4. The wideband track-and-hold amplifier of claim 1, wherein the transconductor unit comprises:

a differential pair of NMOS transistors whose gates are connected to the sampling unit; and

degeneration resistors connected to sources of the differential pair of NMOS transistors.

5. The wideband track-and-hold amplifier of claim 4, wherein an independent current source is connected to one end of each of the degeneration resistors, the independent current source being separated from a signal transmission path.

6. The wideband track-and-hold amplifier of claim 1, where the output load unit comprises a peak inductor which resonates the sampled signal to allow wideband signal processing.
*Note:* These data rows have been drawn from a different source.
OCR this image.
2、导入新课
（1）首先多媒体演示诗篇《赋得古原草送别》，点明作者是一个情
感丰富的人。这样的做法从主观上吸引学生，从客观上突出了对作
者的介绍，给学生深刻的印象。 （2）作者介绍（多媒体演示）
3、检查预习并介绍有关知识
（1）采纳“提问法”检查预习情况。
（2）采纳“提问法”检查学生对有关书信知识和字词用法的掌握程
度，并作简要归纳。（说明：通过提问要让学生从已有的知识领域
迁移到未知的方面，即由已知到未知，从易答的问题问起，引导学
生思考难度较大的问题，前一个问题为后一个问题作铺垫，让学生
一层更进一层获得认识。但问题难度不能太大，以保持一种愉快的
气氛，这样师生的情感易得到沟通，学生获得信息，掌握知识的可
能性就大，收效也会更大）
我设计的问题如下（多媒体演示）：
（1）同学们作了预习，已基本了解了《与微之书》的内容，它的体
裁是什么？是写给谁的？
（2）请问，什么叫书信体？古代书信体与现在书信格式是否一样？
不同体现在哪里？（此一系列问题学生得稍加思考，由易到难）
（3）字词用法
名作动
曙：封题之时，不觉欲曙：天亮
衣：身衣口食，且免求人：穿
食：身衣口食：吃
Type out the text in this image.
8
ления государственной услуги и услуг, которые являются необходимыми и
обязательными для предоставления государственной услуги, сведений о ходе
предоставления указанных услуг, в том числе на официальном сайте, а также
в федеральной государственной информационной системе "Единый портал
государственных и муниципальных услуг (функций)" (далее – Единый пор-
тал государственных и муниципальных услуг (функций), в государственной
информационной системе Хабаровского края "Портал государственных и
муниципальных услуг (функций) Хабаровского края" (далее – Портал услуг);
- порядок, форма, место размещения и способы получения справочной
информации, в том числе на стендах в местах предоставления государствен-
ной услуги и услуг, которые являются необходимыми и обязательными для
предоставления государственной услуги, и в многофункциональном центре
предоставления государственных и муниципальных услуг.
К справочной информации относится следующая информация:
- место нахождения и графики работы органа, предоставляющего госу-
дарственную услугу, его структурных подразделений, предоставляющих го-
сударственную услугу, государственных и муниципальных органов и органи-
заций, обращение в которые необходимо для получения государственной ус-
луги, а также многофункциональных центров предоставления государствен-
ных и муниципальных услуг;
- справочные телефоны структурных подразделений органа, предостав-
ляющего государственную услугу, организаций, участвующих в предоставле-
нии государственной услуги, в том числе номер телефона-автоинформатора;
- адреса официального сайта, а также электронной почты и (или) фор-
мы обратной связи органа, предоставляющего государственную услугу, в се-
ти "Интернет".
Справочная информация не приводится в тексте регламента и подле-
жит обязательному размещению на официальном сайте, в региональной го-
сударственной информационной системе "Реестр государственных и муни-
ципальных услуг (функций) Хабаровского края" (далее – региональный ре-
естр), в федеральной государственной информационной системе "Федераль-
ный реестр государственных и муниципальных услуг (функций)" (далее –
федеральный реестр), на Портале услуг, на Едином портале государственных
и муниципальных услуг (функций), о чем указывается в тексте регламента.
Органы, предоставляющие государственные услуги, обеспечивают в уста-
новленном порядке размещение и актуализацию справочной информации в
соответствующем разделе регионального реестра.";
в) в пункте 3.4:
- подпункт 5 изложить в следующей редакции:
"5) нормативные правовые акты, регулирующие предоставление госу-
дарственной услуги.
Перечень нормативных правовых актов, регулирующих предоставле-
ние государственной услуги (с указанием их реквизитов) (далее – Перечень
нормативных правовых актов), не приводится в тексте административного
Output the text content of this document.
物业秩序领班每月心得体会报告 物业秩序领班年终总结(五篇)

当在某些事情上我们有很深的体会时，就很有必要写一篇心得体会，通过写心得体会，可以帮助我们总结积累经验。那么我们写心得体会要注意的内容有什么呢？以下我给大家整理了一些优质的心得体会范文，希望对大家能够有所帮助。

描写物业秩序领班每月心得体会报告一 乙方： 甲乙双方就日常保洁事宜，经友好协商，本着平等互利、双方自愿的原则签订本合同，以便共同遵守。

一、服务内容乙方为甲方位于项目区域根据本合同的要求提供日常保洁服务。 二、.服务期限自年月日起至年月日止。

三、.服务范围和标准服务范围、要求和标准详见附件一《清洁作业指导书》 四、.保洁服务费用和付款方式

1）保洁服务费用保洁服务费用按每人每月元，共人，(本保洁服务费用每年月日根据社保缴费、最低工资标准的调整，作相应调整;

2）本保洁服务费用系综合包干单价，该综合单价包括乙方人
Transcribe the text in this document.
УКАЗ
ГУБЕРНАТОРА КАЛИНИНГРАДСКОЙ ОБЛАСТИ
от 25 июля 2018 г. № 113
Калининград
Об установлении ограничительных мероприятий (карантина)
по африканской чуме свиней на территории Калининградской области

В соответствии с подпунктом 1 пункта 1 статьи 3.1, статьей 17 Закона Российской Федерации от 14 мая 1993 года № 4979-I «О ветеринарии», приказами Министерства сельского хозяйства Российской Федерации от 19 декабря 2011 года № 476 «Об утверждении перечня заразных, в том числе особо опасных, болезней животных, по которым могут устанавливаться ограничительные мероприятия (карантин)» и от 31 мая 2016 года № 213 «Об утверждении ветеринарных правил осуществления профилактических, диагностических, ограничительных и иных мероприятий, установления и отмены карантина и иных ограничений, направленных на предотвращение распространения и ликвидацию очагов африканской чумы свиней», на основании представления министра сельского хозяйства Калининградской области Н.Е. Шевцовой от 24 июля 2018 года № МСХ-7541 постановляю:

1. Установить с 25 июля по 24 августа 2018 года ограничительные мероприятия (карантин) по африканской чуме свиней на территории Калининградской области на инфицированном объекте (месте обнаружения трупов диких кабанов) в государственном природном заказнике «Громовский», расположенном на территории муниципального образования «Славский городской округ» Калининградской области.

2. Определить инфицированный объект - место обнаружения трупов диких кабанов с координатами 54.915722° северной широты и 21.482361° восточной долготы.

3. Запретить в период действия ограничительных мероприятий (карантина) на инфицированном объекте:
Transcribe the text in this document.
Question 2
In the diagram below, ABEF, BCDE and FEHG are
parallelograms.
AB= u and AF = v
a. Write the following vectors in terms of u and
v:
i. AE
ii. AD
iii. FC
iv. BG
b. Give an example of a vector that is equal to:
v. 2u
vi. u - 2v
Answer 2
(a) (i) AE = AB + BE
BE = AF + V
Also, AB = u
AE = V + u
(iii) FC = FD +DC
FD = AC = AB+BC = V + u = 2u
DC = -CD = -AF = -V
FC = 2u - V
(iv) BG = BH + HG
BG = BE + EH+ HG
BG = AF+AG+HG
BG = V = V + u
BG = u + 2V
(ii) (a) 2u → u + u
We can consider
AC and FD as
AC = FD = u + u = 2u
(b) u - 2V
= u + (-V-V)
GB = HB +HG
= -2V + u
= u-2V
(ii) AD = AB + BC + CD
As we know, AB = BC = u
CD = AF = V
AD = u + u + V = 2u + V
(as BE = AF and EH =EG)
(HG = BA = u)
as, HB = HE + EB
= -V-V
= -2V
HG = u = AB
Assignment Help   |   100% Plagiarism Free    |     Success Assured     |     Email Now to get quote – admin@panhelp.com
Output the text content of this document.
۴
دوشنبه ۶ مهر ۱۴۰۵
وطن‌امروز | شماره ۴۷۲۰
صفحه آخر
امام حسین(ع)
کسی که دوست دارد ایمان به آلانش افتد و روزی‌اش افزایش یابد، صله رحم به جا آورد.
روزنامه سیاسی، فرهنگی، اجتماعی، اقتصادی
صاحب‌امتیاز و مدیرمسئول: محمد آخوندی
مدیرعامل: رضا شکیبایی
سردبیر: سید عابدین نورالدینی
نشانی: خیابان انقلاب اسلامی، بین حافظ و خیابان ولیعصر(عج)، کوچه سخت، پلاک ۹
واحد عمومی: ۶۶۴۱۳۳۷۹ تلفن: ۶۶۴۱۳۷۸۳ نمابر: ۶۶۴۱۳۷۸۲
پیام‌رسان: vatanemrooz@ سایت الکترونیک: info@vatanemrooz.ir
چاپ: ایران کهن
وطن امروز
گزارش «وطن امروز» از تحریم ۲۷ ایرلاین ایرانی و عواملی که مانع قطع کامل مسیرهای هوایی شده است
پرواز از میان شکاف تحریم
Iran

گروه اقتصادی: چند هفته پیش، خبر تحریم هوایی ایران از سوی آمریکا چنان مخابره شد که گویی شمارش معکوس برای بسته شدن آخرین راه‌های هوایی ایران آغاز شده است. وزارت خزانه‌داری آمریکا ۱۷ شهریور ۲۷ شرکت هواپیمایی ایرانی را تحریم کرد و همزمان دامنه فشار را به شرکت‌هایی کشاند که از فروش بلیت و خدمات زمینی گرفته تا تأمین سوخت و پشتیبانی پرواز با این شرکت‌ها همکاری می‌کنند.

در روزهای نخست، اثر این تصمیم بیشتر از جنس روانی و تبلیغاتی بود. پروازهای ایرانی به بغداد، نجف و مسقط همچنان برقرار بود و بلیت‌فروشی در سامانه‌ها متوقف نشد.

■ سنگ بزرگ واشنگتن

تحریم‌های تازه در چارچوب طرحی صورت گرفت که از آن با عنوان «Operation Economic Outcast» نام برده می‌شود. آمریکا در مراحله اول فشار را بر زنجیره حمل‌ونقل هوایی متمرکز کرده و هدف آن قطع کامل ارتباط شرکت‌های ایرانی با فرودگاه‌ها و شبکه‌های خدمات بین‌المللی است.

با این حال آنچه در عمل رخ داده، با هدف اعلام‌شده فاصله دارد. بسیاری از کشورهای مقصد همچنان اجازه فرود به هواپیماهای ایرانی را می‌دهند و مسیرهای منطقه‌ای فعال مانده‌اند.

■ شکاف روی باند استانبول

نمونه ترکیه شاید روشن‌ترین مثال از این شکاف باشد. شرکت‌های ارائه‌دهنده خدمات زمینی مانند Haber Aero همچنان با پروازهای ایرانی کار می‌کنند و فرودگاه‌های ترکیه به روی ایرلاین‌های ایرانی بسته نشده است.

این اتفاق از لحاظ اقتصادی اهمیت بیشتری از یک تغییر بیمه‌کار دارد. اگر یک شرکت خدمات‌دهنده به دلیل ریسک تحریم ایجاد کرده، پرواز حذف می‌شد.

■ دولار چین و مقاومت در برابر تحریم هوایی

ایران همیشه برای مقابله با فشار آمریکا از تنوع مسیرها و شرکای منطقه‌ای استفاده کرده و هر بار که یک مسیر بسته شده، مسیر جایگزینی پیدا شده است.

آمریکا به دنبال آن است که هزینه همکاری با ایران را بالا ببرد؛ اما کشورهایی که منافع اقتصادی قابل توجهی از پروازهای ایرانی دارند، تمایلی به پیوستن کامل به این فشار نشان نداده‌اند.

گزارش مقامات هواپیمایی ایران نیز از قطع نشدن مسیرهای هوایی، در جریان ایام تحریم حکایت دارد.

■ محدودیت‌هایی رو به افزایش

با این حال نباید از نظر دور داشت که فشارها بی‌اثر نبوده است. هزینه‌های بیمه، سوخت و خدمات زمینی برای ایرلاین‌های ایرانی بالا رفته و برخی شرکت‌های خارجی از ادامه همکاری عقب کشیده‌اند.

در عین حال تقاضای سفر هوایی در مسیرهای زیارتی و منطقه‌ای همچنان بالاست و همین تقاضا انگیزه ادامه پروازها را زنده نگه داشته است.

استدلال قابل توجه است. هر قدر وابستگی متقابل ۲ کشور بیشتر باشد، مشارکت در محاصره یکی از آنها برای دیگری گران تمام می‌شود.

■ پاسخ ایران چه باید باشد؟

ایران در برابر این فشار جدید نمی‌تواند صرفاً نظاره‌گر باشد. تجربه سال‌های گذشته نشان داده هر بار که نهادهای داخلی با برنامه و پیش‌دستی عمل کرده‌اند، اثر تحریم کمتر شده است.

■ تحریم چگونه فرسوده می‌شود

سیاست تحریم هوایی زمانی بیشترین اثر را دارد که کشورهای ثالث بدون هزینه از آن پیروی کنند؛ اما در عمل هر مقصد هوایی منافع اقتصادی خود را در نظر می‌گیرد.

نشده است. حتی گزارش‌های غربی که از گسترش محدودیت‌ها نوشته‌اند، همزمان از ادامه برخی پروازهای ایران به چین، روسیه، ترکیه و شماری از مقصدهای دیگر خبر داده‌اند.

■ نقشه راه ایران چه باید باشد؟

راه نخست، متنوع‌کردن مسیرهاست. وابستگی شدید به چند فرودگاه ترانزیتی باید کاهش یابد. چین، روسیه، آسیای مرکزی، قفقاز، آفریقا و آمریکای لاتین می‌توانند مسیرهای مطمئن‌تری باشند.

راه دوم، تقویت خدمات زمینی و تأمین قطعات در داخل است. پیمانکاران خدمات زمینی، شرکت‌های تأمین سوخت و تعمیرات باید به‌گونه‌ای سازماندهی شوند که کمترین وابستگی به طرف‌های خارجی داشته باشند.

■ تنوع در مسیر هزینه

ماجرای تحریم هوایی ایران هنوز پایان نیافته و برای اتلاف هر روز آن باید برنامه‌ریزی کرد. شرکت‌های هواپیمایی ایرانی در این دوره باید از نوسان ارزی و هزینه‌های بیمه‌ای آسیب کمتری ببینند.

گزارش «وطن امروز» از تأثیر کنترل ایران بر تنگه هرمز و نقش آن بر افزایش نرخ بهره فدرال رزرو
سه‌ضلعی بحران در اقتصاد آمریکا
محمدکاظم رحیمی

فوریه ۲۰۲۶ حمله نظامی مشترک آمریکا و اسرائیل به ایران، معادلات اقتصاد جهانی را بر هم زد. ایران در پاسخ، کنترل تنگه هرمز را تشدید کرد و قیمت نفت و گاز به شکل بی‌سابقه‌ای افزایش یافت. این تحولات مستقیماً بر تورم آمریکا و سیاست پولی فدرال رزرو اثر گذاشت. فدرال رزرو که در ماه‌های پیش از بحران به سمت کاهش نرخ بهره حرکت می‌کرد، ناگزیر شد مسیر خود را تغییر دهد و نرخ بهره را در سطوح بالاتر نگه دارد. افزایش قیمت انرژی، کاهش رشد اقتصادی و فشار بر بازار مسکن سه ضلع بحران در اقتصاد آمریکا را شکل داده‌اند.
7. The wideband track-and-hold amplifier of claim 1, wherein the output load unit comprises:

an output resistor which is connected to the output terminal; and

a peak inductor connected in series with the output resistor.

8. A wideband track-and-hold amplifier provided upstream of an analog-to-digital converter, comprising:

an input terminal which receives an analog signal;

a first MOS transistor, being a P-type MOS transistor, whose source is connected to the input terminal;

a hold capacitor having one end connected to the drain of the first PMOS transistor;

a second MOS transistor, being a N-type MOS transistor, whose gate is connected to the drain of the first MOS transistor;

an output terminal formed at the drain of the second MOS transistor and connected to the analog-to-digital converter; and

an output load unit connected to the output terminal.

9. The wideband track-and-hold amplifier of claim 8, wherein, in the second MOS transistor, a differential pair of NMOS transistors are connected in a source degeneration structure.

10. The wideband track-and-hold amplifier of claim 8, wherein a source of the second MOS transistor is connected to a degeneration resistor.

11. The wideband track-and-hold amplifier of claim 10, wherein one end of the degeneration resistor is connected to an independent current source which is separated from a signal transmission path.

12. The wideband track-and-hold amplifier of claim 8, wherein the output load unit comprises a peak inductor which resonates a signal that is to be transferred to the analog-to-digital converter to allow wideband processing.

13. The wideband track-and-hold amplifier of claim 8, wherein the output load unit comprises:

an output resistor which is connected to the output terminal; and

a peak inductor connected in series with the output resistor.